The PET scan uses a special dye containing radioactive tracers. These tracers are either swallowed, inhaled, or injected into a vein in your arm depending on what part of the body is being examined. Certain organs and tissues then absorb the tracer. When detected by a PET scanner, the tracers help your doctor to see how well your organs and tissues are working. The tracer will collect in areas of higher chemical activity, which is helpful because certain tissues of the body, and certain diseases, have a higher level of chemical activity. These areas of disease will show up as bright spots on the PET scan. The PET scan can measure blood flow, oxygen use, how your body uses sugar, and much more.
Regards,
Dr.

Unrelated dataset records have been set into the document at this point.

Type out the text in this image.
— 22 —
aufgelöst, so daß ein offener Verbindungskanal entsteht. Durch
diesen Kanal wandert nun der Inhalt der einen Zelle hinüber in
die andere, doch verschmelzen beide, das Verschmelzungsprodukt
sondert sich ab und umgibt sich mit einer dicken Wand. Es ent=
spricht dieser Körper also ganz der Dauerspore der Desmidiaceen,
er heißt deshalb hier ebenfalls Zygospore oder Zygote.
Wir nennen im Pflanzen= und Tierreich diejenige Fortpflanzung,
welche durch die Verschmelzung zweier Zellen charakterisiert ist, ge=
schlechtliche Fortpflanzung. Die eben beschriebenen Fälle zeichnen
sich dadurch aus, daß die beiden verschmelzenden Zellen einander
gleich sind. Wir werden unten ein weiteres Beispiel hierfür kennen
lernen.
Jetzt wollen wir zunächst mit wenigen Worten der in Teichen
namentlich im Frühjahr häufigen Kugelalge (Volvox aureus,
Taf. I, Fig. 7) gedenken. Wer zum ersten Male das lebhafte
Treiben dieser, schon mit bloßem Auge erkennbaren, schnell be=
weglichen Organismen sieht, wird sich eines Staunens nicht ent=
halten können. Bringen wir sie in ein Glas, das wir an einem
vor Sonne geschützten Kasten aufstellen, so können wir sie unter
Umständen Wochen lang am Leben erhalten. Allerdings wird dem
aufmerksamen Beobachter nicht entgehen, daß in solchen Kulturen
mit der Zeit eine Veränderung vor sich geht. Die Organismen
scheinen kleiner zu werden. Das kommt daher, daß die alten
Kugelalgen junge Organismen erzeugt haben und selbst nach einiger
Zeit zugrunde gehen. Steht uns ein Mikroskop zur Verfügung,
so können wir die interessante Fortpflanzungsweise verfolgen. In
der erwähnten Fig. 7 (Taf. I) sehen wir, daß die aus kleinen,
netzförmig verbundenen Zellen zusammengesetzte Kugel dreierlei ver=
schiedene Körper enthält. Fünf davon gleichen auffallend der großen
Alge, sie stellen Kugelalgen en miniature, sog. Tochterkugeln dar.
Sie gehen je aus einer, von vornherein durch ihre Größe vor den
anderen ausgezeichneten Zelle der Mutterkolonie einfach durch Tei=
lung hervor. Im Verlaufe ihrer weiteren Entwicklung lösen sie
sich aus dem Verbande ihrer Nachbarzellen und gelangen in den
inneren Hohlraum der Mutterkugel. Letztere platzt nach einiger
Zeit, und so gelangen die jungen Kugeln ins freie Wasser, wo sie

Abdou,
My mother is 96 and many test have been done to figure out what is wrong with her lung. Everything has been ruled out except cancer, but after 3 Cscans they can’t make a diagnosis. Would you reccomend a PET scan? They are talking about taking fluid from the outside of her lung to test it for cancer cells. She doesn’t want the procedure where they take specimens from inside the lungs. The pulmonary doctor seems to think because she is 96 just let it fo and die. Would like to hear what you think. Thank you.
Nancy
Hi Nancy,
Thank you for your message.
The PET scan uses a mildly radioactive drug to show up areas of the body where cells are more active than normal. It’s used to help diagnose some conditions including cancer. It can also help to find out where and whether cancer has spread. I encourage doing a PET-CT scan and a CT guided biopsy for your mother to reach a definite diagnosis if she is a good 96 i.e. without multiple comorbidities and has a reasonable performance status (0-2) as long as she can go for the test as some cancers may respond well to treatment like lymphomas for example.
Best wishes,
I have a lot of small dots of blood and medium and large bruises for no reason when I do hit myself instantly I bruise
I am very tired no energy.. no blood thinners. Primary M.D. just tells me I have low red blood cells. Should I request to see a hematologist
?
Hi Caroline,
Thank you for your message.
I would suggest initially to check your FBC, Coagulation Screen, Serum iron/ferritin, B12, and Folate.
Best wishes,
Good evening doctor
My 4 years old son has been diagnosed with NHL (Burkitt) with multiple hepatic liver masses but his bone marrow is negetive now he is reciveing the third cycle (mtx , cytosar) , he completed 2 induction cycle(cyclophosmide , mtx , adrimycin ,vencstrin and rituxmab )and i have some question
1-does liver involved in burkitt lymphoma?
2-is it stage 3 or 4 ?
3-how is the prognoses of burkitt lymphoma with this state ?
FYI he is feeling better now
with recpect
Hi Adnan,
Thank you for your message and wishing your son a speedy recovery Insha Allah.
1- Any organ can get involved.
2- I’ll classify it as stage 4 even if the bone marrow is spared.
3- Prognosis is good and he may achieve a complete cure with treatment.